Subject to compliance with applicable regulatory requirements and in accordance with National Instrument 45-106 - Prospectus Exemptions ("NI 45-106"), the Shares (other than the Placement Shares (as defined below)) will be offered for sale to purchasers resident in Canada, except Quebec, and/or other qualifying jurisdictions pursuant to the listed issuer financing exemption under Part 5A of NI 45-106 (the "Listed Issuer Financing Exemption"). Because the Offering is being completed pursuant to the Listed Issuer Financing Exemption, the securities issued in the Offering will not be subject to a hold period pursuant to applicable Canadian securities laws.

There is an offering document related to the Offering that can be accessed under the Company's profile at www.sedar.com and on the Company's website at www.cypher-meta.com. Prospective investors should read this offering document before making an investment decision.

The Company intends to use net proceeds of the Offering for working capital requirements and other general corporate purposes.

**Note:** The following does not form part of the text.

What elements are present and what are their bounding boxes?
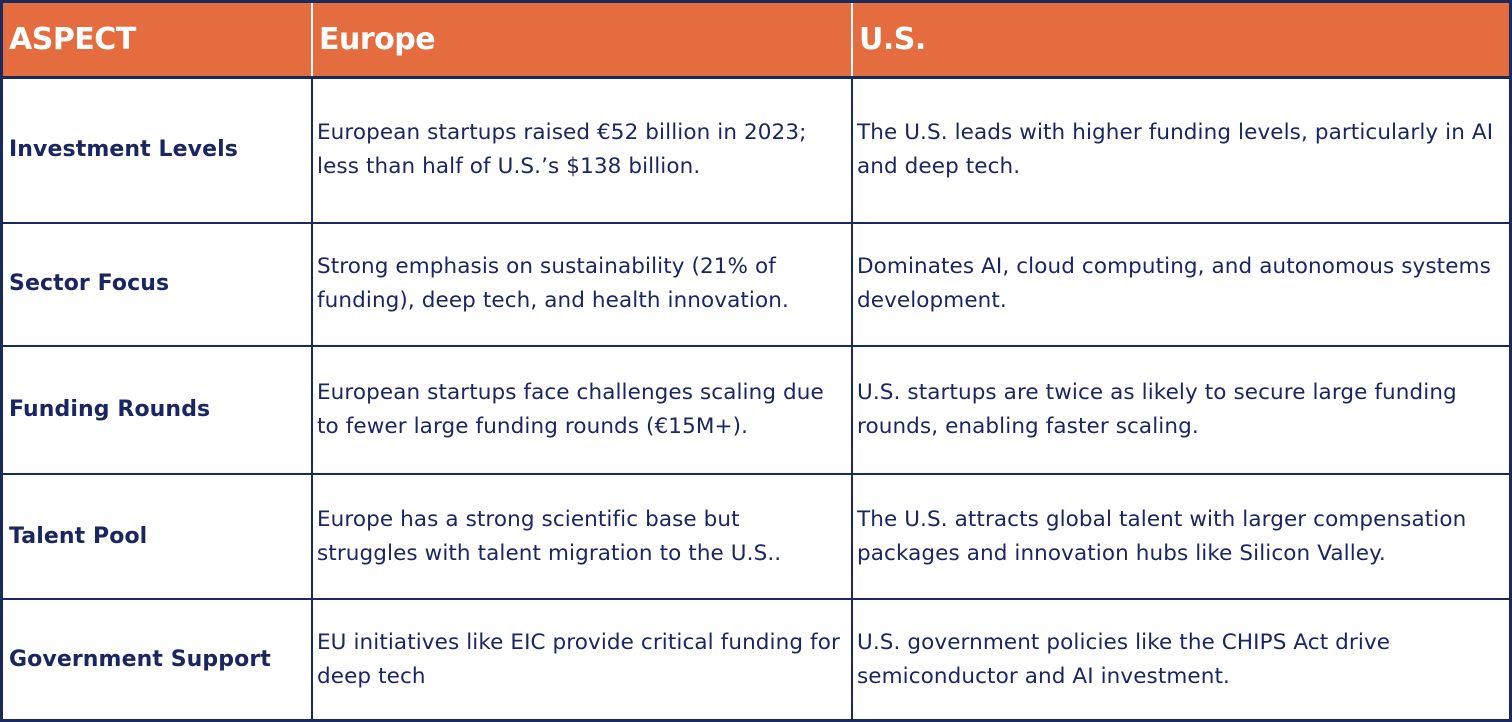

The closing dates of the Offering are expected to occur on or about January 31, 2025, or such later date or dates as the Company may determine, and are subject to certain conditions including, but not limited to, the receipt of all necessary approvals, including approval from the Canadian Securities Exchange.

The securities of the Company have not been, and will not be, registered under the U.S. Securities Act of 1933, as amended (the "U.S. Securities Act") or any U.S. state securities laws and may not be offered or sold in the United States absent registration or an available exemption from the registration requirements of the U.S. Securities Act and applicable U.S. state securities laws. This press release shall not constitute an offer to sell or the solicitation of an offer to buy, nor shall there by any sale of the securities referenced in this press release, in any jurisdiction in which such offer, solicitation or sale would be unlawful.

In addition to the LIFE financing described above, the Company is also undertaking a concurrent non-brokered private placement financing of common shares at the same price of $0.475 per share (the "Placement Shares"). Investors under this placement will be subject to a hold period of 4 months and a day. The two financings together will not exceed $939,707.70. The Company may pay qualified finders a sales commission of 8% in cash and warrants.